Senators pay tribute to teenage campaigner against suicide

Donal Walsh described as a ‘young man who in a short lifetime achieved a great deal’

Donal Walsh. “The short video on suicide prevention which he filmed spoke volumes,” said Seanad Labour leader Ivana Bacik. Photograph: Kerry’s Eye Newspaper/PA Wire

Donal Walsh. “The short video on suicide prevention which he filmed spoke volumes,” said Seanad Labour leader Ivana Bacik. Photograph: Kerry’s Eye Newspaper/PA Wire

 


Tributes have been paid in the Seanad to anti-suicide campaigner Donal Walsh, whose death took place on Sunday.

The 16-year-old had come to public prominence after he wrote in a newspaper article that he had no say in his “death sentence” and appealed to those considering suicide to think again.

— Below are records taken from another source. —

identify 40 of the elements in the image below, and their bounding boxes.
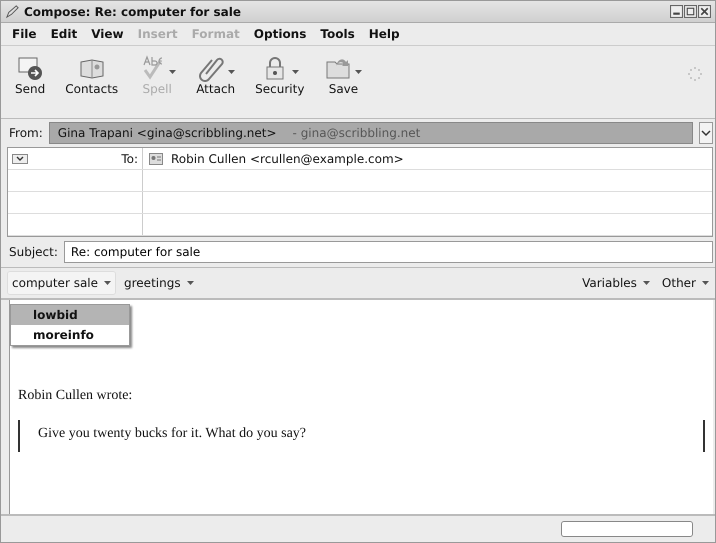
toolbar-button[interactable]: Contacts xyxy=(55,50,128,96)
caret-icon xyxy=(702,280,709,285)
menu-item[interactable]: Options xyxy=(246,27,314,41)
toolbar-button[interactable]: Save xyxy=(314,50,372,96)
throbber-icon xyxy=(687,66,703,82)
menu-item[interactable]: lowbid xyxy=(11,305,129,325)
quicktext-menu-button[interactable]: Other xyxy=(658,272,713,294)
attribution-line: Robin Cullen wrote: xyxy=(18,388,134,404)
toolbar-button[interactable]: Send xyxy=(5,50,56,96)
contact-card-icon xyxy=(149,152,163,164)
quicktext-menu-button[interactable]: Variables xyxy=(578,272,654,294)
menu-item[interactable]: Edit xyxy=(44,27,84,41)
menu-item[interactable]: View xyxy=(84,27,131,41)
quoted-text: Give you twenty bucks for it. What do you say? xyxy=(18,420,705,452)
toolbar-button[interactable]: Attach xyxy=(186,50,246,96)
message-body[interactable]: lowbid moreinfo Robin Cullen wrote: Give you twenty bucks for it. What do you say? xyxy=(9,300,713,514)
from-dropdown[interactable]: Gina Trapani <gina@scribbling.net> - gina@scribbling.net xyxy=(48,122,693,144)
recipient-type[interactable]: To: xyxy=(121,152,138,166)
subject-label: Subject: xyxy=(9,245,58,259)
caret-icon xyxy=(186,280,194,285)
caret-icon[interactable] xyxy=(292,70,299,74)
subject-field[interactable]: Re: computer for sale xyxy=(64,241,713,263)
menu-item[interactable]: Tools xyxy=(313,27,362,41)
menu-item[interactable]: moreinfo xyxy=(11,325,129,345)
menu-item[interactable]: File xyxy=(5,27,44,41)
quicktext-menu-button[interactable]: greetings xyxy=(120,272,198,294)
quicktext-menu-button[interactable]: computer sale xyxy=(7,271,116,295)
close-icon[interactable] xyxy=(698,5,711,18)
caret-icon xyxy=(642,280,650,285)
from-label: From: xyxy=(9,126,43,140)
pen-icon xyxy=(5,4,20,19)
recipient-address[interactable]: Robin Cullen <rcullen@example.com> xyxy=(171,152,404,166)
menu-item[interactable]: Help xyxy=(362,27,407,41)
window-title: Compose: Re: computer for sale xyxy=(24,4,242,18)
minimize-icon[interactable] xyxy=(670,5,683,18)
caret-icon xyxy=(104,280,112,285)
toolbar-button[interactable]: Security xyxy=(245,50,314,96)
caret-icon[interactable] xyxy=(228,70,235,74)
maximize-icon[interactable] xyxy=(684,5,697,18)
caret-icon[interactable] xyxy=(355,70,362,74)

Labour leader Ivana Bacik described him as a “young man who in a short lifetime achieved a great deal, not only in raising awareness of suicide and doing important work on suicide prevention but also in his immense fund-raising efforts for Crumlin children’s hospital”.

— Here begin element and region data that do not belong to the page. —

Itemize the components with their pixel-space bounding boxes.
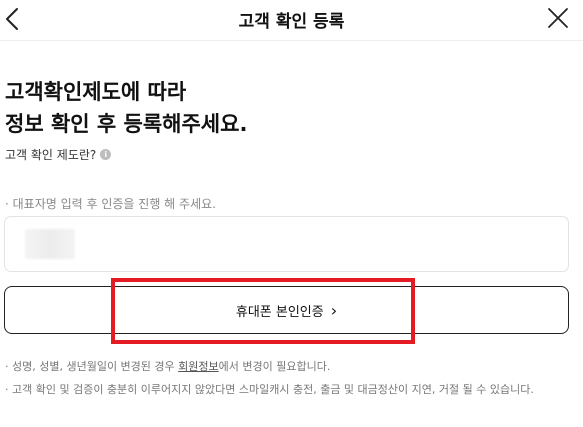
- header: 고객 확인 등록: [0, 0, 583, 41]
- note1-text-before: · 성명, 성별, 생년월일이 변경된 경우: [5, 360, 179, 373]
- close-icon: [548, 8, 568, 28]
- note1-text-after: 에서 변경이 필요합니다.: [218, 360, 331, 373]
- info-icon: i: [100, 149, 112, 160]
- headline: 고객확인제도에 따라 정보 확인 후 등록해주세요.: [5, 76, 247, 140]
- note-profile-change: · 성명, 성별, 생년월일이 변경된 경우 회원정보에서 변경이 필요합니다.: [5, 359, 330, 375]
- member-info-link[interactable]: 회원정보: [178, 360, 218, 373]
- representative-name-field[interactable]: [4, 216, 569, 272]
- phone-verification-button[interactable]: 휴대폰 본인인증 ›: [4, 286, 569, 334]
- headline-line-1: 고객확인제도에 따라: [5, 80, 187, 104]
- customer-verification-info-link[interactable]: 고객 확인 제도란? i: [5, 146, 112, 163]
- note-verification-warning: · 고객 확인 및 검증이 충분히 이루어지지 않았다면 스마일캐시 충전, 출…: [5, 383, 534, 396]
- representative-name-hint: · 대표자명 입력 후 인증을 진행 해 주세요.: [5, 197, 216, 211]
- page-title: 고객 확인 등록: [238, 12, 345, 32]
- headline-line-2: 정보 확인 후 등록해주세요.: [5, 112, 248, 136]
- chevron-right-icon: ›: [330, 300, 338, 320]
- close-button[interactable]: [545, 4, 571, 32]
- verify-button-label: 휴대폰 본인인증: [235, 304, 324, 320]
- info-link-label: 고객 확인 제도란?: [5, 148, 97, 162]
- blurred-name-value: [25, 229, 75, 259]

She said there had been numerous debates in the Oireachtas on suicide prevention “yet the short video on suicide prevention which he filmed spoke volumes. It will have a much greater impact and has done so already than a great deal of other suicide prevention work.”


Courage
Aideen Hayden (Ind) said a lot of young people had got information about the Kerry schoolboy’s death on YouTube and Facebook. Ms Hayden said she watched his YouTube video and read his account of his experience with cancer.

She noted his comments that when he had a relapse and returned to hospital he discovered that nothing had changed on the wards since he sought treatment the first time. “If his death does nothing else it proves to me that our decision to prioritise the building of a new national children’s hospital was not just necessary but long overdue.”

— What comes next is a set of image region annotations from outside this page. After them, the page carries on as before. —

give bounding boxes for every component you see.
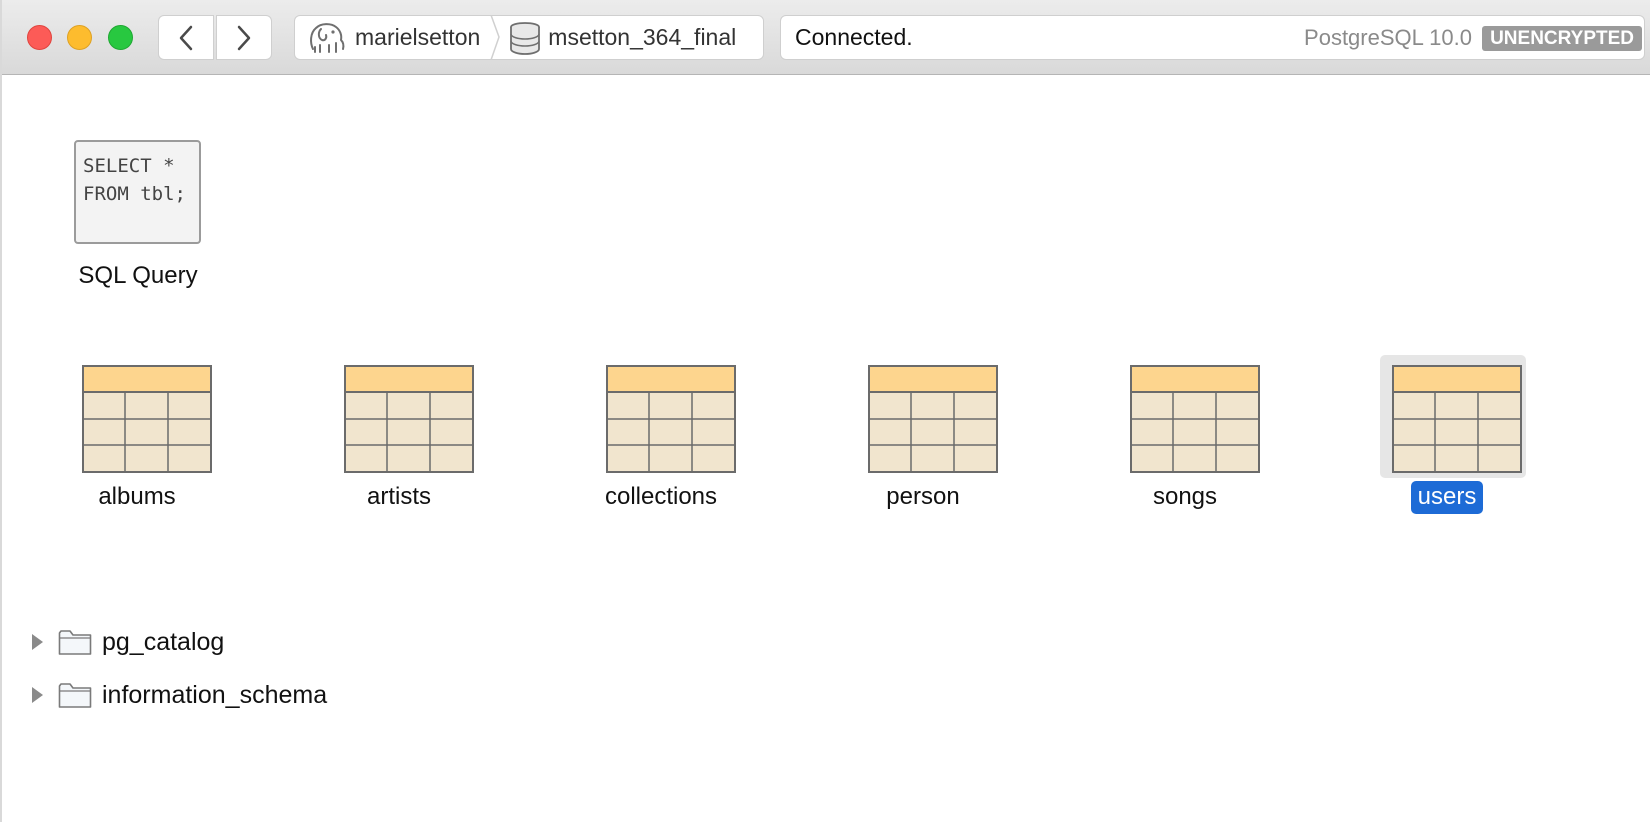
table-icon	[344, 365, 474, 473]
table-item-label: artists	[309, 483, 489, 511]
table-icon	[1130, 365, 1260, 473]
breadcrumb-server[interactable]: marielsetton	[295, 16, 480, 59]
schema-name: information_schema	[102, 680, 328, 709]
app-window: marielsetton msetton_364_final Connected…	[0, 0, 1650, 822]
table-item-label: albums	[47, 483, 227, 511]
toolbar: marielsetton msetton_364_final Connected…	[0, 0, 1650, 75]
table-item[interactable]: albums	[47, 365, 227, 535]
sql-query-icon: SELECT * FROM tbl;	[74, 140, 201, 244]
table-name: users	[1410, 481, 1484, 514]
chevron-right-icon	[237, 25, 251, 50]
sql-query-label: SQL Query	[78, 262, 198, 289]
minimize-window-button[interactable]	[67, 25, 92, 50]
table-icon	[1392, 365, 1522, 473]
table-icon	[606, 365, 736, 473]
schema-row[interactable]: information_schema	[30, 675, 327, 715]
zoom-window-button[interactable]	[108, 25, 133, 50]
table-item[interactable]: artists	[309, 365, 489, 535]
table-item[interactable]: songs	[1095, 365, 1275, 535]
elephant-icon	[307, 21, 347, 55]
table-item-label: collections	[571, 483, 751, 511]
folder-icon	[58, 628, 92, 656]
table-name: person	[886, 483, 960, 510]
database-browser: SELECT * FROM tbl; SQL Query albums artis…	[0, 75, 1650, 822]
breadcrumb-database-label: msetton_364_final	[548, 24, 737, 50]
schema-row[interactable]: pg_catalog	[30, 622, 224, 662]
table-name: collections	[604, 483, 718, 510]
breadcrumb: marielsetton msetton_364_final	[294, 15, 764, 60]
table-name: songs	[1152, 483, 1218, 510]
breadcrumb-separator	[490, 15, 501, 60]
schema-name: pg_catalog	[102, 627, 225, 656]
breadcrumb-server-label: marielsetton	[355, 24, 481, 50]
encryption-badge: UNENCRYPTED	[1482, 26, 1642, 51]
table-icon	[868, 365, 998, 473]
table-item-label: users	[1357, 481, 1537, 514]
connection-status-text: Connected.	[795, 24, 913, 50]
database-icon	[508, 21, 542, 55]
table-item-label: person	[833, 483, 1013, 511]
server-version-label: PostgreSQL 10.0	[1304, 25, 1472, 50]
table-icon	[82, 365, 212, 473]
connection-status-bar: Connected. PostgreSQL 10.0 UNENCRYPTED	[780, 15, 1645, 60]
folder-icon	[58, 681, 92, 709]
forward-button[interactable]	[216, 15, 272, 60]
table-item[interactable]: users	[1357, 355, 1537, 535]
close-window-button[interactable]	[27, 25, 52, 50]
disclosure-triangle-icon[interactable]	[30, 685, 48, 705]
table-item[interactable]: person	[833, 365, 1013, 535]
navigation-buttons	[158, 15, 272, 60]
table-name: albums	[98, 483, 176, 510]
table-item-label: songs	[1095, 483, 1275, 511]
breadcrumb-database[interactable]: msetton_364_final	[508, 16, 736, 59]
chevron-left-icon	[179, 25, 193, 50]
disclosure-triangle-icon[interactable]	[30, 632, 48, 652]
table-item[interactable]: collections	[571, 365, 751, 535]
back-button[interactable]	[158, 15, 214, 60]
table-name: artists	[366, 483, 431, 510]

Ms Hayden paid tribute to his fundraising efforts but said “much as I appreciate the efforts of young people to raise money for our hospitals, such fundraising should not be necessary in a developed country”.

Eamonn Coghlan (Ind) also offered his sympathies to his parents Elma and Fionnbar.

He said Donal was diagnosed with cancer at 12 years of age and he had the courage and the wisdom to refuse to give up on what was termed “a death sentence” when he was diagnosed. “He viewed suicide as a permanent solution to a temporary problem.”